Antigen trapping. Antigen is trapped either in the sinuses or paracortex by the reticular cells. This is an
important step in the induction of immune responses. Most of the Ag taken up by the macrophage is readily
enzymatically digested, but a few molecules escape total break down and these are the ones that interact with
lymphocytes.
As soon as Ag is taken up by macrophage or reticuloendothelial cell, inductive events occur whereby
lymphocytes recognize and interact with some of the trapped antigen molecules. This is manifest 24 h after Ag
enters the node. There follows a marked decrease in the number of lymphocytes leaving the node. Presumably,
lymphocytes keep entering the node from the postcapillary venules.

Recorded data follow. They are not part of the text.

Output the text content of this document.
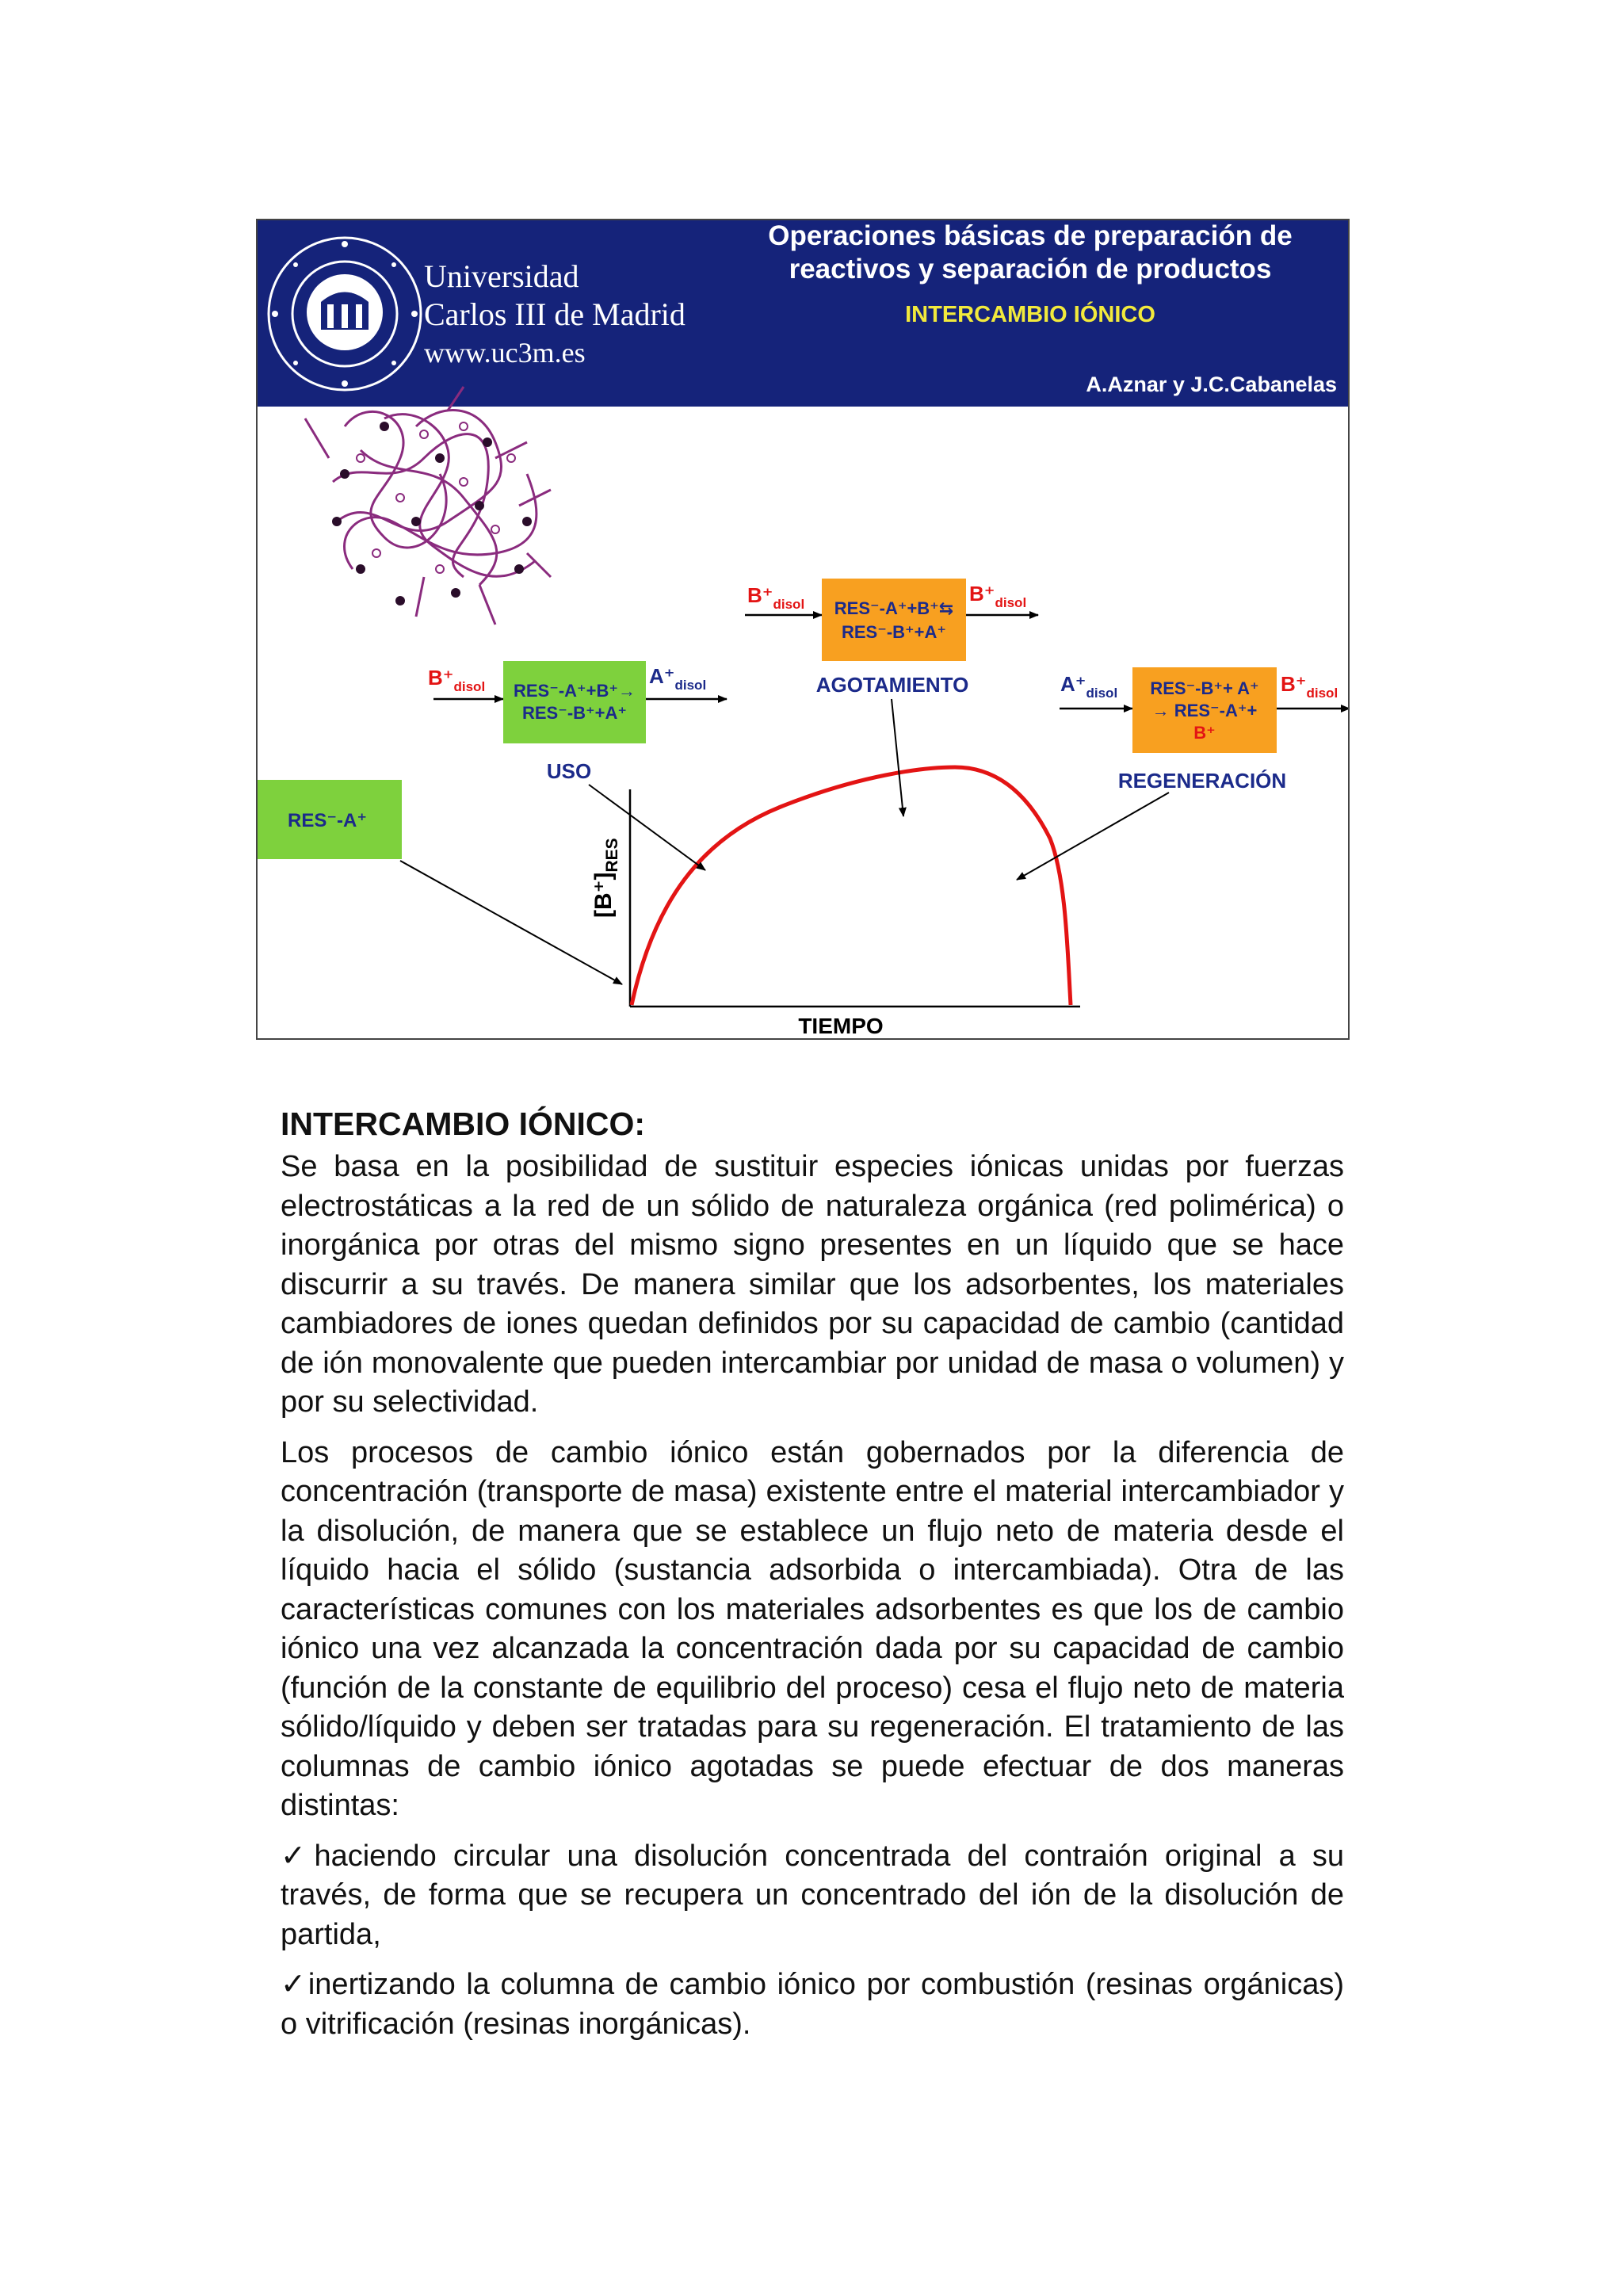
Universidad
Carlos III de Madrid
www.uc3m.es
Operaciones básicas de preparación de
reactivos y separación de productos
INTERCAMBIO IÓNICO
A.Aznar y J.C.Cabanelas
$B^+_{disol}$ RES⁻-A⁺+B⁺⇆
RES⁻-B⁺+A⁺
$B^+_{disol}$
AGOTAMIENTO
$B^+_{disol}$ RES⁻-A⁺+B⁺→
RES⁻-B⁺+A⁺
$A^+_{disol}$
USO
$A^+_{disol}$ RES⁻-B⁺+ A⁺
→ RES⁻-A⁺+
B⁺
$B^+_{disol}$
REGENERACIÓN
RES⁻-A⁺
$[B^+]_{RES}$
TIEMPO
INTERCAMBIO IÓNICO:

Se basa en la posibilidad de sustituir especies iónicas unidas por fuerzas electrostáticas a la red de un sólido de naturaleza orgánica (red polimérica) o inorgánica por otras del mismo signo presentes en un líquido que se hace discurrir a su través. De manera similar que los adsorbentes, los materiales cambiadores de iones quedan definidos por su capacidad de cambio (cantidad de ión monovalente que pueden intercambiar por unidad de masa o volumen) y por su selectividad.

Los procesos de cambio iónico están gobernados por la diferencia de concentración (transporte de masa) existente entre el material intercambiador y la disolución, de manera que se establece un flujo neto de materia desde el líquido hacia el sólido (sustancia adsorbida o intercambiada). Otra de las características comunes con los materiales adsorbentes es que los de cambio iónico una vez alcanzada la concentración dada por su capacidad de cambio (función de la constante de equilibrio del proceso) cesa el flujo neto de materia sólido/líquido y deben ser tratadas para su regeneración. El tratamiento de las columnas de cambio iónico agotadas se puede efectuar de dos maneras distintas:

✓haciendo circular una disolución concentrada del contraión original a su través, de forma que se recupera un concentrado del ión de la disolución de partida,

✓inertizando la columna de cambio iónico por combustión (resinas orgánicas) o vitrificación (resinas inorgánicas).
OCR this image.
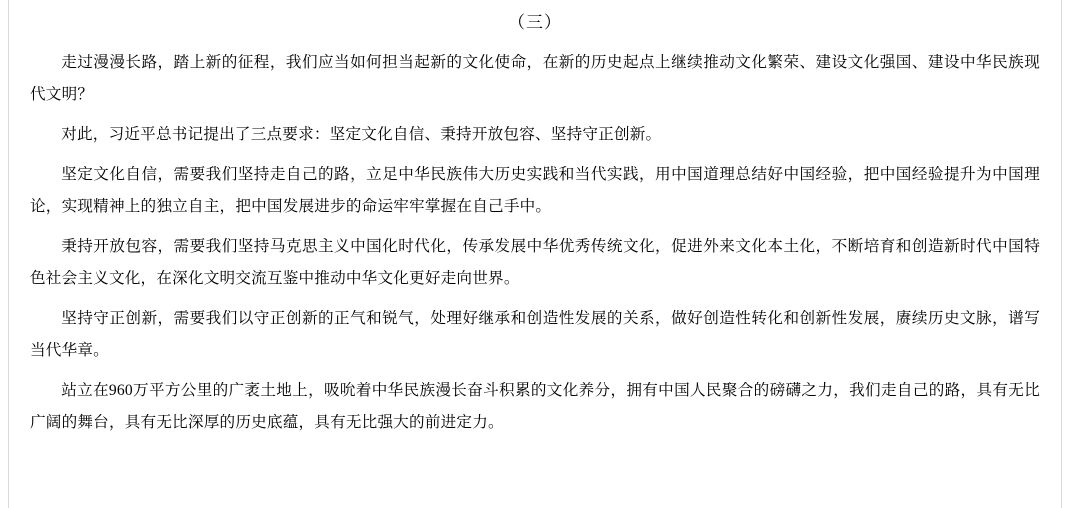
（三）

走过漫漫长路，踏上新的征程，我们应当如何担当起新的文化使命，在新的历史起点上继续推动文化繁荣、建设文化强国、建设中华民族现代文明？

对此，习近平总书记提出了三点要求：坚定文化自信、秉持开放包容、坚持守正创新。

坚定文化自信，需要我们坚持走自己的路，立足中华民族伟大历史实践和当代实践，用中国道理总结好中国经验，把中国经验提升为中国理论，实现精神上的独立自主，把中国发展进步的命运牢牢掌握在自己手中。

秉持开放包容，需要我们坚持马克思主义中国化时代化，传承发展中华优秀传统文化，促进外来文化本土化，不断培育和创造新时代中国特色社会主义文化，在深化文明交流互鉴中推动中华文化更好走向世界。

坚持守正创新，需要我们以守正创新的正气和锐气，处理好继承和创造性发展的关系，做好创造性转化和创新性发展，赓续历史文脉，谱写当代华章。

站立在960万平方公里的广袤土地上，吸吮着中华民族漫长奋斗积累的文化养分，拥有中国人民聚合的磅礴之力，我们走自己的路，具有无比广阔的舞台，具有无比深厚的历史底蕴，具有无比强大的前进定力。
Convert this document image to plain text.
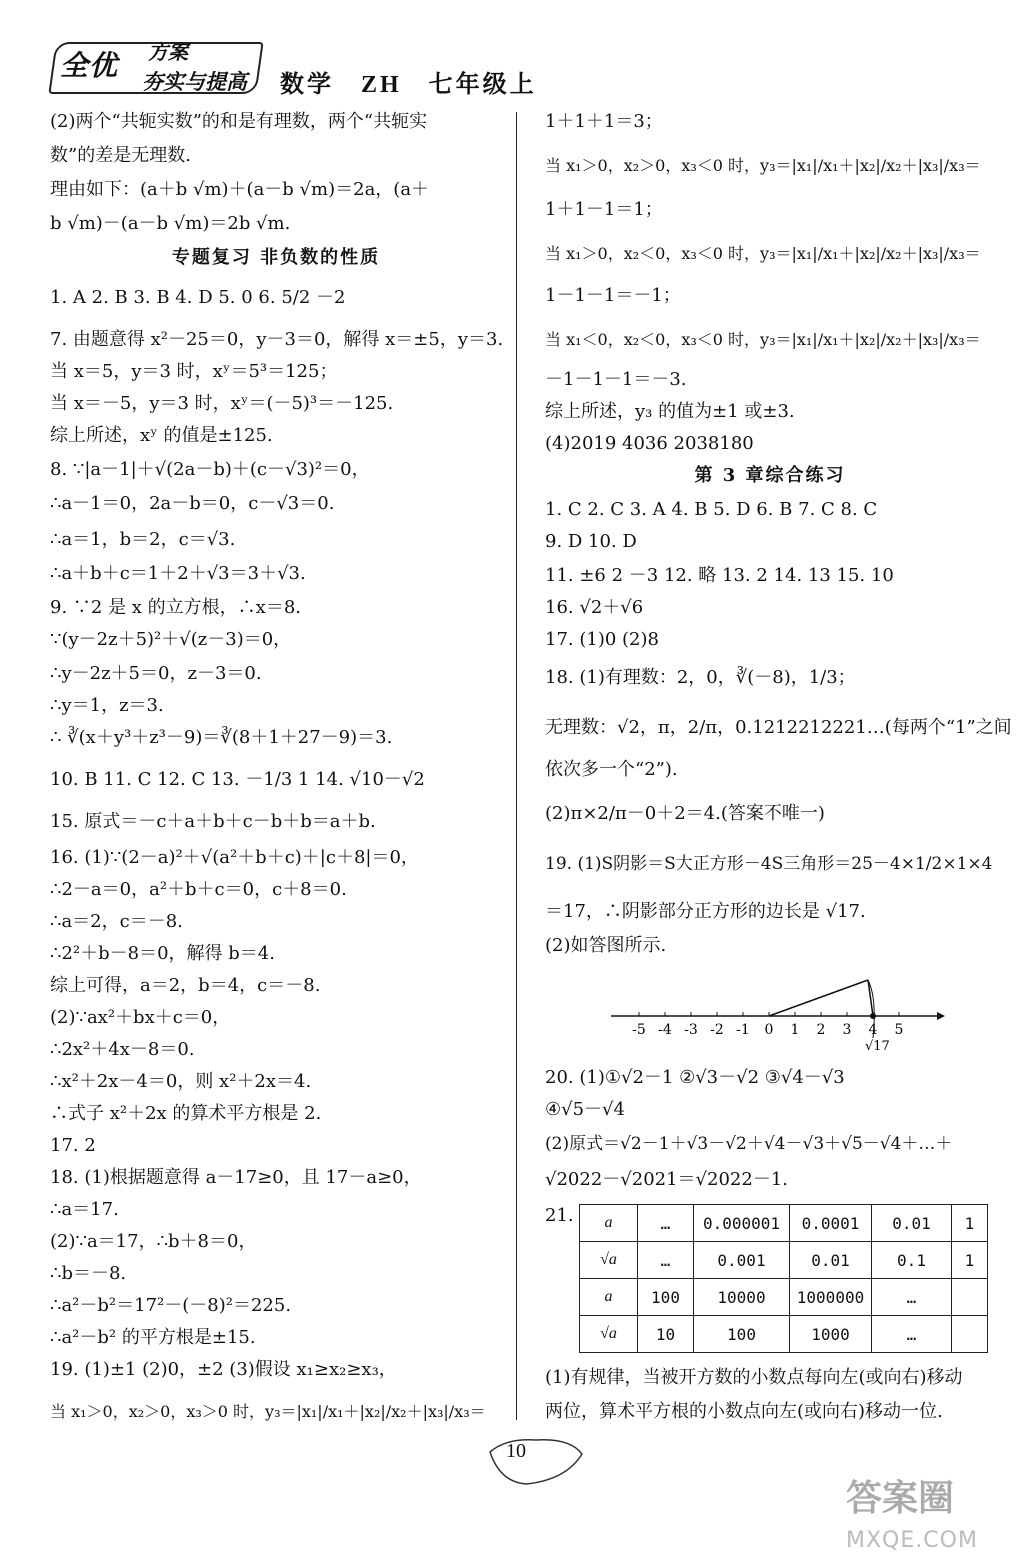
全优 方案
夯实与提高 数学   ZH   七年级上
(2)两个“共轭实数”的和是有理数，两个“共轭实
数”的差是无理数.
理由如下：(a＋b √m)＋(a－b √m)＝2a，(a＋
b √m)－(a－b √m)＝2b √m.
专题复习 非负数的性质
1. A 2. B 3. B 4. D 5. 0 6. 5/2 －2
7. 由题意得 x²－25＝0，y－3＝0，解得 x＝±5，y＝3.
当 x＝5，y＝3 时，xʸ＝5³＝125；
当 x＝－5，y＝3 时，xʸ＝(－5)³＝－125.
综上所述，xʸ 的值是±125.
8. ∵|a－1|＋√(2a－b)＋(c－√3)²＝0，
∴a－1＝0，2a－b＝0，c－√3＝0.
∴a＝1，b＝2，c＝√3.
∴a＋b＋c＝1＋2＋√3＝3＋√3.
9. ∵2 是 x 的立方根，∴x＝8.
∵(y－2z＋5)²＋√(z－3)＝0，
∴y－2z＋5＝0，z－3＝0.
∴y＝1，z＝3.
∴ ∛(x＋y³＋z³－9)＝∛(8＋1＋27－9)＝3.
10. B 11. C 12. C 13. －1/3 1 14. √10－√2
15. 原式＝－c＋a＋b＋c－b＋b＝a＋b.
16. (1)∵(2－a)²＋√(a²＋b＋c)＋|c＋8|＝0，
∴2－a＝0，a²＋b＋c＝0，c＋8＝0.
∴a＝2，c＝－8.
∴2²＋b－8＝0，解得 b＝4.
综上可得，a＝2，b＝4，c＝－8.
(2)∵ax²＋bx＋c＝0，
∴2x²＋4x－8＝0.
∴x²＋2x－4＝0，则 x²＋2x＝4.
∴式子 x²＋2x 的算术平方根是 2.
17. 2
18. (1)根据题意得 a－17≥0，且 17－a≥0，
∴a＝17.
(2)∵a＝17，∴b＋8＝0，
∴b＝－8.
∴a²－b²＝17²－(－8)²＝225.
∴a²－b² 的平方根是±15.
19. (1)±1 (2)0，±2 (3)假设 x₁≥x₂≥x₃，
当 x₁＞0，x₂＞0，x₃＞0 时，y₃＝|x₁|/x₁＋|x₂|/x₂＋|x₃|/x₃＝
1＋1＋1＝3；
当 x₁＞0，x₂＞0，x₃＜0 时，y₃＝|x₁|/x₁＋|x₂|/x₂＋|x₃|/x₃＝
1＋1－1＝1；
当 x₁＞0，x₂＜0，x₃＜0 时，y₃＝|x₁|/x₁＋|x₂|/x₂＋|x₃|/x₃＝
1－1－1＝－1；
当 x₁＜0，x₂＜0，x₃＜0 时，y₃＝|x₁|/x₁＋|x₂|/x₂＋|x₃|/x₃＝
－1－1－1＝－3.
综上所述，y₃ 的值为±1 或±3.
(4)2019 4036 2038180
第 3 章综合练习
1. C 2. C 3. A 4. B 5. D 6. B 7. C 8. C
9. D 10. D
11. ±6 2 －3 12. 略 13. 2 14. 13 15. 10
16. √2＋√6
17. (1)0 (2)8
18. (1)有理数：2，0，∛(－8)，1/3；
无理数：√2，π，2/π，0.1212212221…(每两个“1”之间
依次多一个“2”).
(2)π×2/π－0＋2＝4.(答案不唯一)
19. (1)S阴影＝S大正方形－4S三角形＝25－4×1/2×1×4
＝17，∴阴影部分正方形的边长是 √17.
(2)如答图所示.
-5 -4 -3 -2 -1 0 1 2 3 4 5
√17
20. (1)①√2－1 ②√3－√2 ③√4－√3
④√5－√4
(2)原式＝√2－1＋√3－√2＋√4－√3＋√5－√4＋…＋
√2022－√2021＝√2022－1.
21. a	…	0.000001	0.0001	0.01	1
√a	…	0.001	0.01	0.1	1
a	100	10000	1000000	…	
√a	10	100	1000	…	
(1)有规律，当被开方数的小数点每向左(或向右)移动
两位，算术平方根的小数点向左(或向右)移动一位.
10
答案圈
MXQE.COM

2 to 5 d later, lymphocytes leaving the node increase in number and more lymphocytes enter the node from the
postcapillary venules. Lymphocytes specifically reactive with the Ag remain in the node. Cellularity of the
node increases, often resulting in a swelling (something that the physician looks for during physical diagnosis).
Proliferation becomes abundant in the cortex and the first Ab-containing cells appear. Development of the
cortex proceeds and germinal centers become evident. The germinal centers and interfollicular areas are
abundant with plasma cells.
After another 5 d (8 to 11 d elapsed time), total numbers of cells leaving the node are reduced. However,
lymphocytes that have reacted with Ag (called primed or activated cells) now leave the node and are
disseminated throughout the tissues.
THE MUCOSAL LYMPHOID SYSTEM: M cells, lamina propria lymphocytes (LPL), intraepithelial
lymphocytes (IEL) [see Fig. 2.53, 2.52]
LYMPHOCYTE TRAFFIC: [see Fig. 2.54, 2.57]
C. ImmunObjectives -- a self assessment
1.



Define:
leukocytes -- granular, agranular
lymphoid lineage
myeloid lineage


mononuclear phagocyte system
T cell -- its functions, surface markers, and differentiation

B cell -- its functions, surface markers, and differentiation
2.
What is meant by primary and secondary lymphoid organs, what is the function of each.
3. Describe the lymph node in terms of structure and function. You should know cortex, paracortex, medulla,
afferent and efferent lymphatics and blood supply. What types of cells populate each area and how do they
function in antigen trapping and initiation of an immune response?